Rahm’s rabbi headed to Israel, thinks Obama folks mean well


Remember Rahm Emanuel’s rabbi, Asher Lopatin, from Chicago? He tells Ha’aretz that he doesn’t agree with everything his former congregant and President Obama are doing, but believes their heart is in the right place when it comes to Israel:

"I disagree with many policies of the Obama administration, but I know that President Barack Obama and [White House Chief of Staff] Rahm Emanuel believe that what they are doing is good for Israel," says Rabbi Asher Lopatin, who for the past 15 years has been the spiritual leader of one of Chicago’s most active Jewish communities, the Anshe Shalom Bnai Israel congregation.

"Rahm is a tough guy – and I’m not sure he’s the best diplomat," he adds, "but I think that ultimately they think what they are doing is good for Israel."

To be clear, Lopatin isn’t exactly cookie-cutter when it comes to being a Modern Orthodox rabbi with views on Israel:

Lopatin lived in Israel as a child and later spent a year studying here as well. His studies focused on Islam and Arabic philosophy of the Middle Ages and he conducted research on the approaches of Islamic fundamentalism toward Judaism. As a result, the rabbi developed some nonconformist ideas, such as "one state, democratic, Jewish and Palestinian."

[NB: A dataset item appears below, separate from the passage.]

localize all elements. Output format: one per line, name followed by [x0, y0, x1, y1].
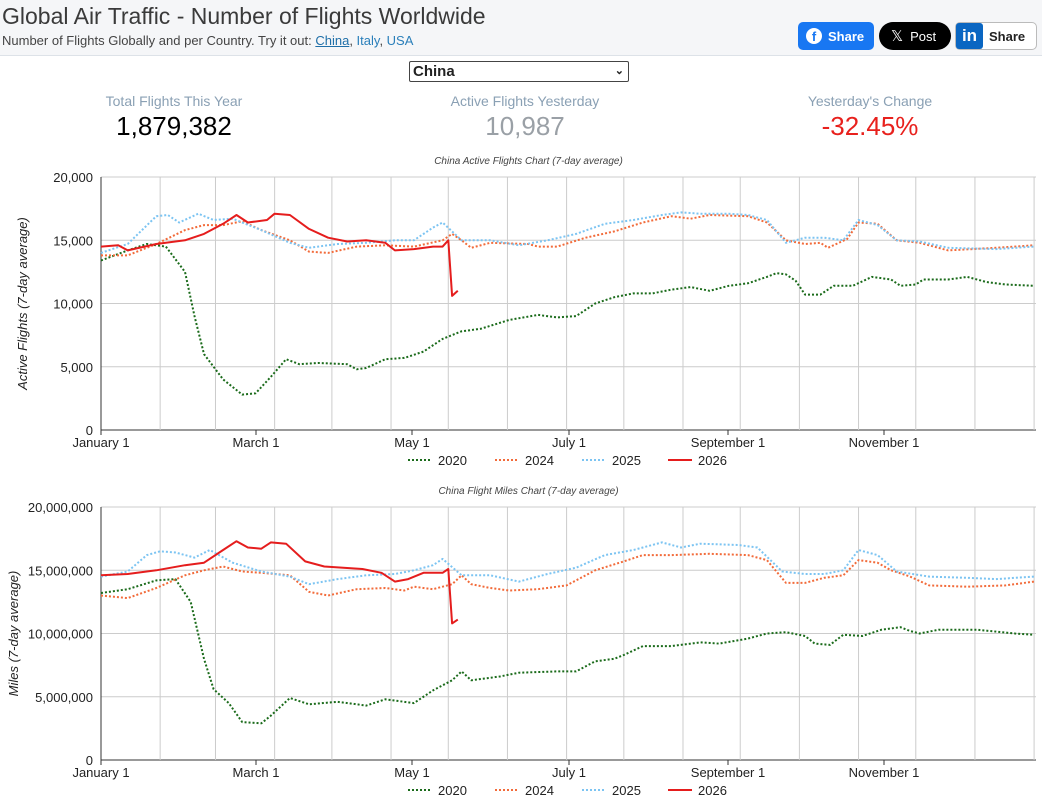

According to his philosophy, there would first be "a moratorium on the demolition of Arab houses in Jerusalem, in exchange for official U.S. recognition of the right to build for natural Jewish growth in Jewish settlements in the West Bank." This would be followed by "the immediate return of Gilad Shalit; release of Palestinian prisoners; U.S. commuting Jonathan Pollard and sending him to Israel."

Ultimately, he envisages a situation where Jews and Arabs will live anywhere they desire in the Land of Israel – the Jews will be able to live in all quarters of the Old City, and if they wish also in Bethlehem, Nablus and Gaza, while the Palestinians will be able to purchase property, not only in the West Bank but also in Jerusalem, Tel Aviv and anywhere else. The Law of Return, he believes, should be applicable not only to Jews but also to Arabs. Israel, he says, would be able to improve its demographic balance "by letting in potentially millions of Africans, Asians and South Americans who self-identify as Jewish even if they cannot prove their Jewish descent."

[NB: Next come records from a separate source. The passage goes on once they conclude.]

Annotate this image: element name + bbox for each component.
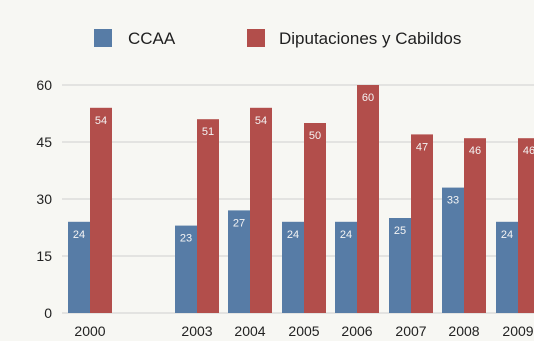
x-tick-label-2005: 2005 xyxy=(288,323,319,339)
legend-label-ccaa: CCAA xyxy=(128,29,176,48)
data-label-diputaciones-y-cabildos-2006: 60 xyxy=(362,92,374,104)
bar-diputaciones-y-cabildos-2004 xyxy=(250,107,272,313)
data-label-ccaa-2007: 25 xyxy=(394,225,406,237)
bar-diputaciones-y-cabildos-2000 xyxy=(90,107,112,313)
x-tick-label-2007: 2007 xyxy=(395,323,426,339)
data-label-diputaciones-y-cabildos-2007: 47 xyxy=(416,141,428,153)
data-label-diputaciones-y-cabildos-2000: 54 xyxy=(95,115,107,127)
bar-ccaa-2000 xyxy=(68,221,90,313)
bar-ccaa-2006 xyxy=(335,221,357,313)
data-label-ccaa-2006: 24 xyxy=(340,229,352,241)
bar-diputaciones-y-cabildos-2008 xyxy=(464,138,486,313)
legend: CCAA Diputaciones y Cabildos xyxy=(94,29,461,48)
bar-ccaa-2003 xyxy=(175,225,197,313)
bar-diputaciones-y-cabildos-2006 xyxy=(357,85,379,313)
bar-ccaa-2004 xyxy=(228,210,250,313)
y-tick-label-15: 15 xyxy=(36,248,52,264)
data-label-diputaciones-y-cabildos-2008: 46 xyxy=(469,145,481,157)
x-tick-label-2006: 2006 xyxy=(341,323,372,339)
data-label-diputaciones-y-cabildos-2004: 54 xyxy=(255,115,267,127)
data-label-ccaa-2008: 33 xyxy=(447,195,459,207)
y-axis: 0 15 30 45 60 xyxy=(36,77,52,321)
data-label-ccaa-2005: 24 xyxy=(287,229,299,241)
data-label-diputaciones-y-cabildos-2003: 51 xyxy=(202,126,214,138)
legend-label-diputaciones-y-cabildos: Diputaciones y Cabildos xyxy=(279,29,461,48)
bar-diputaciones-y-cabildos-2009 xyxy=(518,138,534,313)
y-tick-label-30: 30 xyxy=(36,191,52,207)
legend-swatch-ccaa xyxy=(94,29,112,47)
y-tick-label-45: 45 xyxy=(36,134,52,150)
x-tick-label-2000: 2000 xyxy=(74,323,105,339)
x-tick-label-2008: 2008 xyxy=(448,323,479,339)
data-label-ccaa-2009: 24 xyxy=(501,229,513,241)
data-label-ccaa-2000: 24 xyxy=(73,229,85,241)
bar-ccaa-2007 xyxy=(389,218,411,313)
bar-ccaa-2008 xyxy=(442,187,464,313)
data-label-ccaa-2003: 23 xyxy=(180,233,192,245)
legend-swatch-diputaciones-y-cabildos xyxy=(247,29,265,47)
y-tick-label-0: 0 xyxy=(44,305,52,321)
data-label-diputaciones-y-cabildos-2005: 50 xyxy=(309,130,321,142)
bars: 24 54 23 51 27 54 24 50 24 60 25 47 33 46 24 46 xyxy=(68,85,534,313)
x-axis: 2000 2003 2004 2005 2006 2007 2008 2009 xyxy=(74,323,533,339)
bar-diputaciones-y-cabildos-2003 xyxy=(197,119,219,313)
x-tick-label-2003: 2003 xyxy=(181,323,212,339)
bar-ccaa-2005 xyxy=(282,221,304,313)
data-label-diputaciones-y-cabildos-2009: 46 xyxy=(523,145,534,157)
bar-diputaciones-y-cabildos-2005 xyxy=(304,123,326,313)
bar-ccaa-2009 xyxy=(496,221,518,313)
x-tick-label-2009: 2009 xyxy=(502,323,533,339)
y-tick-label-60: 60 xyxy=(36,77,52,93)
bar-diputaciones-y-cabildos-2007 xyxy=(411,134,433,313)
x-tick-label-2004: 2004 xyxy=(234,323,265,339)
data-label-ccaa-2004: 27 xyxy=(233,217,245,229)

Lopatin laughs and adds, "Well I don’t want any of my crazy politics to jeopardize this project, but I believe strongly that if someone declares he is Jewish, basically people who want to be Jewish, let them in. Now I want to start bringing American Jews to the Negev and beyond that, there are lots of possibilities."

Speaking of Lopatin, if you’re on the fence about moving to the Negev …

Two weeks ago, community leaders sent a letter to members announcing the rabbi’s intention to leave in the summer of 2011. They also asked for the community’s support for his plans to settle in the Negev.

Some members have expressed an interest in joining the project. At present, the rabbi is traveling around the United States, speaking to various communities and trying to recruit new immigrants – particularly young couples to join him in making the desert flourish. Lopatin plans to establish the community in Carmit, about a 15-minute drive north of Be’er Sheva, where many Americans will live and where he hopes to head a successful community like he did in Chicago.